Linear time periodic system approximation based on Floquet and Fourier transformations for operational modal analysis and damage detection of wind turbine

• Published in: Mechanical systems and signal processing Vol. 212; p. 111157
• Main Authors: Cadoret, Ambroise, Goy, Enora Denimal, Leroy, Jean-Marc, Pfister, Jean-Lou, Mevel, Laurent
• Format: Journal Article
• Language: English
• Published: Elsevier Ltd 15.04.2024; Elsevier
• Subjects: Engineering Sciences; Fault detection; Floquet decomposition; Operational modal analysis; Statistics; Subspace methods; Wind turbine; Floquet decomposition; Fault detection; Wind turbine; Subspace methods; Operational modal analysis; Wind Turbine; Subspace Methods; Operational Modal Analysis
• ISSN: 0888-3270; 1096-1216
• DOI: 10.1016/j.ymssp.2024.111157

Operational Modal Analysis (OMA) identifies modal properties of mechanical structures from vibration data collected from a few sensors under operation conditions.

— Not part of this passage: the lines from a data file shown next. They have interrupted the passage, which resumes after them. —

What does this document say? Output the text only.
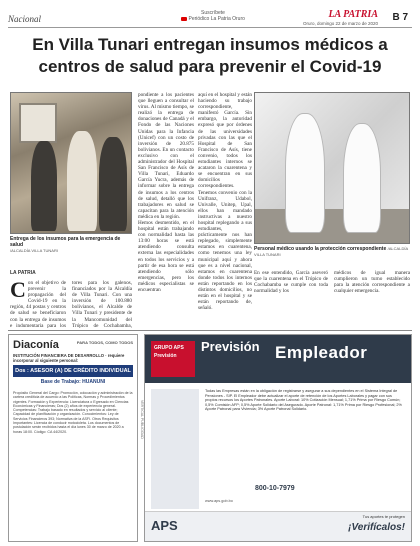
Nacional
Suscríbete
Periódico La Patria Oruro	LA PATRIA
Oruro, domingo 22 de marzo de 2020
B 7
En Villa Tunari entregan insumos médicos a centros de salud para prevenir el Covid-19
Entrega de los insumos para la emergencia de salud
/ALCALDÍA VILLA TUNARI	Personal médico usando la protección correspondiente /ALCALDÍA VILLA TUNARI
LA PATRIA
Con el objetivo de prevenir la propagación del Covid-19 en la región, 44 postas y centros de salud se beneficiaron con la entrega de insumos e indumentaria para los
tores para los galenos, financiados por la Alcaldía de Villa Tunari. Con una inversión de 100.880 bolivianos, el Alcalde de Villa Tunari y presidente de la Mancomunidad del Trópico de Cochabamba,
pondiente a los pacientes que lleguen a consultar el virus. Al mismo tiempo, se realizó la entrega de donaciones de Canadá y el Fondo de las Naciones Unidas para la Infancia (Unicef) con un costo de inversión de 20.875 bolivianos. En un contacto exclusivo con el administrador del Hospital San Francisco de Asís de Villa Tunari, Eduardo García Yucra, además de informar sobre la entrega de insumos a los centros de salud, detalló que los trabajadores en salud se capacitan para la atención médica en la región.
Hemos desmentido, en el hospital están trabajando con normalidad hasta las 13:00 horas se está atendiendo consulta externa las especialidades en todos los servicios y a partir de esa hora se está atendiendo sólo emergencias, pero los médicos especialistas se encuentran
aquí en el hospital y están haciendo su trabajo correspondiente, manifestó García. Sin embargo, la autoridad expresó que por órdenes de las universidades privadas con las que el Hospital de San Francisco de Asís, tiene convenio, todos los estudiantes internos se acataron la cuarentena y se encuentran en sus domicilios correspondientes. Tenemos convenio con la Unifranz, Udabol, Univalle, Unitep, Upal, ellos han mandado instructivas a nuestro hospital replegando a sus estudiantes, prácticamente nos han replegado, simplemente estamos en cuarentena, como tenemos una ley municipal aquí y ahora que es a nivel nacional, estamos en cuarentena donde todos los internos están reportando en los distintos domicilios, no están en el hospital y se están reportando de, señaló.
En ese entendido, García aseveró que la cuarentena en el Trópico de Cochabamba se cumple con toda normalidad y los
médicos de igual manera cumplieron un turno establecido para la atención correspondiente a cualquier emergencia.
Diaconía	PARA TODOS, COMO TODOS
INSTITUCIÓN FINANCIERA DE DESARROLLO · requiere incorporar al siguiente personal:
Dos : ASESOR (A) DE CRÉDITO INDIVIDUAL
Base de Trabajo: HUANUNI
Propósito General del Cargo: Promoción, colocación y administración de la cartera crediticia de acuerdo a las Políticas, Normas y Procedimientos vigentes. Formación y Experiencia: Licenciatura o Egresado en Ciencias Económicas y Financieras; Dos (2) años de experiencia general. Competencias: Trabajo basado en resultados y servicio al cliente; Capacidad de planificación y organización. Conocimientos: Ley de Servicios Financieros 393; Normativa de la ASFI. Otros Requisitos Importantes: Licencia de conducir motocicleta. Los documentos de postulación serán recibidos hasta el día lunes 30 de marzo de 2020 a horas 18:00. Código: CA 44/2020.	VERTICAL PUBLICIDAD
GRUPO APS Previsión
Previsión Empleador
Todas las Empresas están en la obligación de registrarse y asegurar a sus dependientes en el Sistema Integral de Pensiones - SIP. El Empleador debe actualizar el aporte de retención de los Aportes Laborales y pagar con sus propios recursos los Aportes Patronales. Aporte Laboral: 10% Cotización Mensual; 1,71% Prima por Riesgo Común; 0,5% Comisión AFP; 0,5% Aporte Solidario del Asegurado. Aporte Patronal: 1,71% Prima por Riesgo Profesional; 2% Aporte Patronal para Vivienda; 3% Aporte Patronal Solidario.
800-10-7979
www.aps.gob.bo
APS
Tus aportes te protegen
¡Verifícalos!
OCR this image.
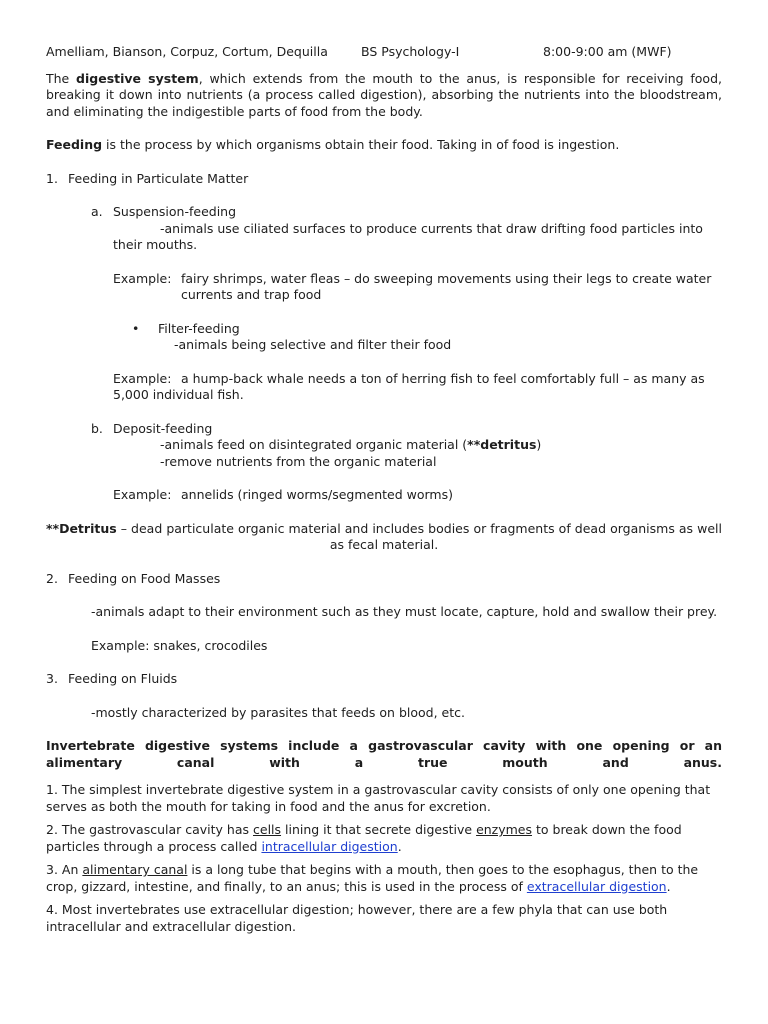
Amelliam, Bianson, Corpuz, Cortum, Dequilla	BS Psychology-I	8:00-9:00 am (MWF)

The digestive system, which extends from the mouth to the anus, is responsible for receiving food, breaking it down into nutrients (a process called digestion), absorbing the nutrients into the bloodstream, and eliminating the indigestible parts of food from the body.

Feeding is the process by which organisms obtain their food. Taking in of food is ingestion.

1. Feeding in Particulate Matter
a. Suspension-feeding

-animals use ciliated surfaces to produce currents that draw drifting food particles into their mouths.

Example: fairy shrimps, water fleas – do sweeping movements using their legs to create water currents and trap food
•	Filter-feeding

-animals being selective and filter their food

Example: a hump-back whale needs a ton of herring fish to feel comfortably full – as many as 5,000 individual fish.
b. Deposit-feeding

-animals feed on disintegrated organic material (**detritus)

-remove nutrients from the organic material

Example: annelids (ringed worms/segmented worms)

**Detritus – dead particulate organic material and includes bodies or fragments of dead organisms as well

as fecal material.

2. Feeding on Food Masses

-animals adapt to their environment such as they must locate, capture, hold and swallow their prey.

Example: snakes, crocodiles

3. Feeding on Fluids

-mostly characterized by parasites that feeds on blood, etc.

Invertebrate digestive systems include a gastrovascular cavity with one opening or an

alimentary canal with a true mouth and anus.

1. The simplest invertebrate digestive system in a gastrovascular cavity consists of only one opening that serves as both the mouth for taking in food and the anus for excretion.

2. The gastrovascular cavity has cells lining it that secrete digestive enzymes to break down the food particles through a process called intracellular digestion.

3. An alimentary canal is a long tube that begins with a mouth, then goes to the esophagus, then to the crop, gizzard, intestine, and finally, to an anus; this is used in the process of extracellular digestion.

4. Most invertebrates use extracellular digestion; however, there are a few phyla that can use both intracellular and extracellular digestion.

These methods are widely used to monitor civil engineering structures that are modeled as time-invariant systems. However, when dealing with wind turbines and rotating machines, many dedicated OMA techniques were developed to deal with the time-periodic behavior. Existing methods pre-process the data to adapt them to classical identification techniques. Yet, these methods present limitations as either requiring a high number of measured rotation periods, assuming the assumption of an isotropic rotor (i.e. undamaged), or the knowledge of the rotational speed. This work proposes to lift these difficulties by proving that the application of the classical system identification methods can produce meaningful estimates for anisotropy monitoring. This observation is based on directly approximating the time-periodic dynamic behavior of the wind turbine as a properly defined time-invariant system under periodic inputs. It results in the possibility of using classical identification methods without modification to retrieve the system matrices of the approximated time-invariant system. This approach does not require knowing the rotor speed, requiring relatively fewer measurements and it is not restricted to isotropic rotors. The identified modes can be used reliably for the monitoring of operating wind turbines and more especially for fault detection, at the expense of losing a part of the complete description of the periodic system. The resulting anisotropy monitoring approach and its capacities are illustrated in two cases. Firstly, on an academic model of a wind turbine and then on an aero-servo-elastic numerical model of a rotating 10 MW wind turbine to demonstrate the ability of the method to deal with realistic and representative data. It is shown for the latest case, from sensors located on the blades of the wind turbine, the approach is able to identify correctly the system properties (frequencies and mode shapes) and is also able to detect efficiently a fault on a blade.